Critiques Cinéma

WAR PONY (Critique)

SYNOPSIS : Deux jeunes hommes de la tribu Oglala Lakota vivent dans la réserve de Pine Ridge, dans le Dakota du Sud. Bill, 23 ans, cherche à joindre les deux bouts à tout prix. Matho, 12 ans, est quant à lui impatient de devenir un homme. Liés par leur quête d’appartenance à une société qui leur est hostile, ils tentent de tracer leur propre voie vers l’âge adulte.
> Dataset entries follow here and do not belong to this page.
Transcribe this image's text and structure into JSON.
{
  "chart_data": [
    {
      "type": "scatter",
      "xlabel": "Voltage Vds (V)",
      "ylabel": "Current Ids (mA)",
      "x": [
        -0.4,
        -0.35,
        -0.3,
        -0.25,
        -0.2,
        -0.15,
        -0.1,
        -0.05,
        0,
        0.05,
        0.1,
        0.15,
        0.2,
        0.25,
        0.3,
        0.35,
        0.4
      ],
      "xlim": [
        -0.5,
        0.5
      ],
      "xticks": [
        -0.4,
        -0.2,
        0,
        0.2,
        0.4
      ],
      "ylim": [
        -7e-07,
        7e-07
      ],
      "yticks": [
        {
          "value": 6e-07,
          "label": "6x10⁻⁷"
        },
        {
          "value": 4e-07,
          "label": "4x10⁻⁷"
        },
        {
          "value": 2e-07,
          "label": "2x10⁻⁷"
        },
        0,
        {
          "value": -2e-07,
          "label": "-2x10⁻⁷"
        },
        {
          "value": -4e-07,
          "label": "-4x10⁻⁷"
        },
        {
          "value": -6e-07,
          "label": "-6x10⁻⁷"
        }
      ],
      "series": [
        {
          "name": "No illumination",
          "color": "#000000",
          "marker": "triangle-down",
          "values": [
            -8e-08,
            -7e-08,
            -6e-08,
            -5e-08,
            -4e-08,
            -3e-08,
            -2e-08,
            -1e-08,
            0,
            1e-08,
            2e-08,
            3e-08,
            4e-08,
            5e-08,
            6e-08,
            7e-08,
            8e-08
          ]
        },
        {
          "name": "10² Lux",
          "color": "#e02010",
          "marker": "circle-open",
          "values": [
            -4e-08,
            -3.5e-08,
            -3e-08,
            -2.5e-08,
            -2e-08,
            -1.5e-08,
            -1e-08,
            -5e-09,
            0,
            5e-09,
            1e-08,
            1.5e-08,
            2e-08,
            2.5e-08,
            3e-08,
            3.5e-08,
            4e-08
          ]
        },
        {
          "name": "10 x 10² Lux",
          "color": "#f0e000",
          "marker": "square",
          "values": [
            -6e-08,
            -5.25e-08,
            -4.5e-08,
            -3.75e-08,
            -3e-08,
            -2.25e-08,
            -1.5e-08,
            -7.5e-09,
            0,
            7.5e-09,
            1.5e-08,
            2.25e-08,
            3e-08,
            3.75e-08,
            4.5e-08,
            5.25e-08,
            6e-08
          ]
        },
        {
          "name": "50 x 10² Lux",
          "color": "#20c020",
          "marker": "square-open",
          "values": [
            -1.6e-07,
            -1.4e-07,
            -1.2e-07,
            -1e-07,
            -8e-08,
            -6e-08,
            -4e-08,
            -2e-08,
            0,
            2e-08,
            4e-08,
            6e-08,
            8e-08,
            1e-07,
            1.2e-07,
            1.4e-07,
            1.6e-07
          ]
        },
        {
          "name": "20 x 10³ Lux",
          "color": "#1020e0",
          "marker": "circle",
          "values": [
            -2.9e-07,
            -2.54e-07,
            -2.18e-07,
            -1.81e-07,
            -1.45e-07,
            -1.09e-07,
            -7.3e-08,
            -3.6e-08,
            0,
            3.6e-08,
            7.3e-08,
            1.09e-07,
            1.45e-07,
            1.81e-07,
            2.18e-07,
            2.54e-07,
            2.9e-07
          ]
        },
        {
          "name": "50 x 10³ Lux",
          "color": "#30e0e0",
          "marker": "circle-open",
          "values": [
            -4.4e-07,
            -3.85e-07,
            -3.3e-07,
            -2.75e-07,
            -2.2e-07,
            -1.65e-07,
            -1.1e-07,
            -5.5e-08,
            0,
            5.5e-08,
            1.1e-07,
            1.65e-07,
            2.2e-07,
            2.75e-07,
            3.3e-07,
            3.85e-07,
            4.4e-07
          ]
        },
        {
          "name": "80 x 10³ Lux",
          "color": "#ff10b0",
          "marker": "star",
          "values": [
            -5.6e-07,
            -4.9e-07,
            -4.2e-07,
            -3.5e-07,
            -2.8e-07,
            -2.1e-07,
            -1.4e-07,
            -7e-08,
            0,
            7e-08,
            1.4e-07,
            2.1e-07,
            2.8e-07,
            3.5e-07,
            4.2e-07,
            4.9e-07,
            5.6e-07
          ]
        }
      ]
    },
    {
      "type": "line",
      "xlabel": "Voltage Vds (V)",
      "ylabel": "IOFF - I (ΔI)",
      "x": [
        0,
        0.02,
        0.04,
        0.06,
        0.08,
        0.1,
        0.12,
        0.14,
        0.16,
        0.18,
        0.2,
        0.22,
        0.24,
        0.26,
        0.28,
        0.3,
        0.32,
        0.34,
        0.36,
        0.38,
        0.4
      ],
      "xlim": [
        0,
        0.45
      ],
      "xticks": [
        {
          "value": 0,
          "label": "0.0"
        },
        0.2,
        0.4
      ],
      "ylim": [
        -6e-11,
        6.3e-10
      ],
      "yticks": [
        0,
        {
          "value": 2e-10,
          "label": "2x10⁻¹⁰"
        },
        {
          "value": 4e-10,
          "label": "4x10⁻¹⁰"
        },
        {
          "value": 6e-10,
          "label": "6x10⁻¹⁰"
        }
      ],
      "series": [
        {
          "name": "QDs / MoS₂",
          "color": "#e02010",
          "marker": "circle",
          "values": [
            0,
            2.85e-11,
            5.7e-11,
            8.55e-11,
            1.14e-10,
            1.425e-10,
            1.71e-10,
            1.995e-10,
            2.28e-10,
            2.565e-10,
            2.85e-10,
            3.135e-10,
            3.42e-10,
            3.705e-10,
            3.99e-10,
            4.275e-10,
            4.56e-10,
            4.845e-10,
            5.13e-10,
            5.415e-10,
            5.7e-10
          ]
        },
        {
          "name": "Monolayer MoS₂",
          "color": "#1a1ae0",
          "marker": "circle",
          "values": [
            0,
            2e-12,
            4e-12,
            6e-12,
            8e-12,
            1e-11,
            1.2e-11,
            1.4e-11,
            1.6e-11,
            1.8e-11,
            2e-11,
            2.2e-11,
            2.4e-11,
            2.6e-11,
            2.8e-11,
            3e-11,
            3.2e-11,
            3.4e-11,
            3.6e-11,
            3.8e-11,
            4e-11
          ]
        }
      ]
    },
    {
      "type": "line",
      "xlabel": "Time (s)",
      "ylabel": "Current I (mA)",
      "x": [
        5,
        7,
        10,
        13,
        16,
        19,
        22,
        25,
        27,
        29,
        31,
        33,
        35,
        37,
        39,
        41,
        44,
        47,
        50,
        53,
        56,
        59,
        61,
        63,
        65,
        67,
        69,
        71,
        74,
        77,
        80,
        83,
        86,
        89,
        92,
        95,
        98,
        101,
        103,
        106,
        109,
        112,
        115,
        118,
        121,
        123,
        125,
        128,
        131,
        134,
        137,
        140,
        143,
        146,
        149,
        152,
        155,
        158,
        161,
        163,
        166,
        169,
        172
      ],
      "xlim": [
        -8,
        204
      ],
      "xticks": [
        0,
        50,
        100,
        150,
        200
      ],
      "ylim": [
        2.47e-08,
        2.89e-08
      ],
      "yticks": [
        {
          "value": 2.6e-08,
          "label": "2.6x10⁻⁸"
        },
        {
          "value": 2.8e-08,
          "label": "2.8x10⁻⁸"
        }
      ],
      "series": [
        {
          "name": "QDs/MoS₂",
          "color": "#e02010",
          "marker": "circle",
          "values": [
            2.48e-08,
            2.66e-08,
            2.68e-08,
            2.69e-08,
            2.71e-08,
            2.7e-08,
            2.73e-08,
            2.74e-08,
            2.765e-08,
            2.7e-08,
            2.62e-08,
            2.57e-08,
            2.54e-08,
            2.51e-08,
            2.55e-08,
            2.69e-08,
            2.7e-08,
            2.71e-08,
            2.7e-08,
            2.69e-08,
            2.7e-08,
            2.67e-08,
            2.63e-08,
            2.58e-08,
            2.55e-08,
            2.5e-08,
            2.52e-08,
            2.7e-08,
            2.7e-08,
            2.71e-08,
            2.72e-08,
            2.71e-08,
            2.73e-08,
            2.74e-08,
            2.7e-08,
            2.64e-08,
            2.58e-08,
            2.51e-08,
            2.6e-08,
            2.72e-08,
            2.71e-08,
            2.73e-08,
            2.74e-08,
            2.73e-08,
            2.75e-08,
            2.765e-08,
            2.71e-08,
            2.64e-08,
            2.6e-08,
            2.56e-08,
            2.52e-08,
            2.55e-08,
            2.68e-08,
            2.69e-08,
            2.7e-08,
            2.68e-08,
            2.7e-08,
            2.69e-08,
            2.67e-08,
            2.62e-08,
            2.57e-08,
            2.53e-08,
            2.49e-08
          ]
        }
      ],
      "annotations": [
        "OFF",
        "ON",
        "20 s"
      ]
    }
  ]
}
L’année passée, le premier long-métrage réalisé par le duo Riley Keough/Gina Gammell s’était vu octroyer une place méritée au sein de la bien nommée compétition Un Certain Regard. Ce regard en question est d’autant plus singulier dans le cas de War Pony qu’il cherche à se plonger dans une face de l’Amérique pourtant oubliée d’Hollywood. Au sein de la réserve Amérindienne de Pine Ridge, dans le Dakota du Sud, les deux réalisatrices dessinent ici le portrait d’une jeunesse qui cherche sa place, pour finalement décrocher une Caméra d’Or à Cannes. Un parcours à contre-courant de l’American Dream, au parfum notablement naturaliste et aux embranchements thématiques multiples. War Pony suit en parallèle le quotidien de deux personnages au centre d’une Amérique reculée, où la vie est un cercle de débrouille et de marginalisation. Bill, la vingtaine, est un père précoce qui enchaîne les petits boulots pour subvenir à ses besoins. Matho, 12 ans, impulsif et en continuelle recherche du regard de son père, vagabonde avec sa bande d’amis.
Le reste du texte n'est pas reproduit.